Cell signaling refers to the molecular processes by which cells receive, process, and respond to signals from their environment, with the general architecture extracellular ligand (hormone, neurotransmitter, growth factor, cytokine) → receptor (typically a membrane protein) → intracellular signaling cascade → cellular response (gene-expression change, secretion, division, motility, apoptosis). The major receptor classes are G-protein-coupled receptors (GPCRs — the largest family, ~800 in humans, targeted by ~35% of all drugs), receptor tyrosine kinases (RTKs — autophosphorylating upon dimerization, the EGFR family heavily targeted in cancer), ion channel receptors (nicotinic acetylcholine, GABA-A, glutamate NMDA/AMPA — fast millisecond responses), nuclear hormone receptors (estrogen, androgen, glucocorticoid, thyroid, vitamin D — direct DNA binding and gene-expression change), and cytokine receptors (typically signaling through JAK/STAT pathways). Second messengers amplify and distribute signals inside the cell — cyclic AMP (downstream of many GPCRs, activates protein kinase A), IP3 (releases calcium from intracellular stores), diacylglycerol (activates protein kinase C), and calcium ions (the most universal intracellular signal) — and kinase cascades run the universal architectures: the MAP kinase cascade (Ras → Raf → MEK → ERK), the PI3K/Akt/mTOR pathway, JAK/STAT, and NF-κB are used across growth, survival, immunity, and differentiation. The signaling layer integrates information rather than relaying it: a single cell's response depends on the combination of signals it is receiving, with cross-talk between pathways extensive, temporal dynamics mattering (sustained vs. pulsatile signals trigger different responses), and spatial localization mattering. Signaling failures underlie much of disease — cancer often involves constitutive activation of growth-factor pathways (oncogenic Ras, BRAF, EGFR mutations), diabetes involves insulin-receptor failure, autoimmune disease involves cytokine dysregulation — and cell-cell communication extends beyond classical signaling via exosomes, direct cell-cell contact signaling (Notch, ephrin) for development, and quorum sensing in bacteria for population-level coordination.

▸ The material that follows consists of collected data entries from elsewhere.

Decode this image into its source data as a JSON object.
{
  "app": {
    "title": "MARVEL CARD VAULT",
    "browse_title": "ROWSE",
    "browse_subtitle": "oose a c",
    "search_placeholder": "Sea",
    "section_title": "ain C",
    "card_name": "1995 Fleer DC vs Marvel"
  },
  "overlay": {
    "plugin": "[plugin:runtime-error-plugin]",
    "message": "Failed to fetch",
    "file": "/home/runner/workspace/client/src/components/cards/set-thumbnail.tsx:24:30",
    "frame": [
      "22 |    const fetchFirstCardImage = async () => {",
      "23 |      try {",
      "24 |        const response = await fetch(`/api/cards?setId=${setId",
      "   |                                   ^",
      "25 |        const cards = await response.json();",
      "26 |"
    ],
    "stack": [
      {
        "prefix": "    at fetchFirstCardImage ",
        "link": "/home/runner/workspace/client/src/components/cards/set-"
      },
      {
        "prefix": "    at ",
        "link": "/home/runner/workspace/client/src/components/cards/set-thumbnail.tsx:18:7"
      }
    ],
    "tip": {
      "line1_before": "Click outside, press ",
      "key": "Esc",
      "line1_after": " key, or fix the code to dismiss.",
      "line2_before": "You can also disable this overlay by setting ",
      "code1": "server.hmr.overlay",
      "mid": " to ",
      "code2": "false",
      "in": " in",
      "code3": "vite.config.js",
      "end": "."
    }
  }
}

Most drugs target the signaling layer. Beta-blockers block β-adrenergic receptors, antihistamines block H1, antipsychotics block dopamine D2, antidepressants modulate monoamine signaling, and GLP-1 agonists (semaglutide, tirzepatide) activate the GLP-1 receptor and downstream cAMP signaling. Cancer immunotherapy targets the signaling layer specifically: checkpoint inhibitors (pembrolizumab, nivolumab) target the PD-1/PD-L1 axis that tumors exploit to evade immune attack, CAR-T therapy reprograms patient T cells with synthetic chimeric antigen receptors, and tyrosine kinase inhibitors (imatinib, gefitinib, osimertinib, ibrutinib) block specific oncogenic signaling proteins, often producing dramatic responses in cancers harboring matching mutations. JAK inhibitors (tofacitinib, ruxolitinib, baricitinib) treat rheumatoid arthritis, psoriasis, alopecia areata, and severe COVID by blocking cytokine signaling, and gene-expression-based diagnostics (Oncotype DX, MammaPrint) use signaling-pathway activity signatures to guide cancer treatment decisions. AI-driven drug discovery increasingly designs molecules computationally to bind specific signaling-protein conformations, and the vast intercellular conversation biology runs on is the most-druggable surface in medicine.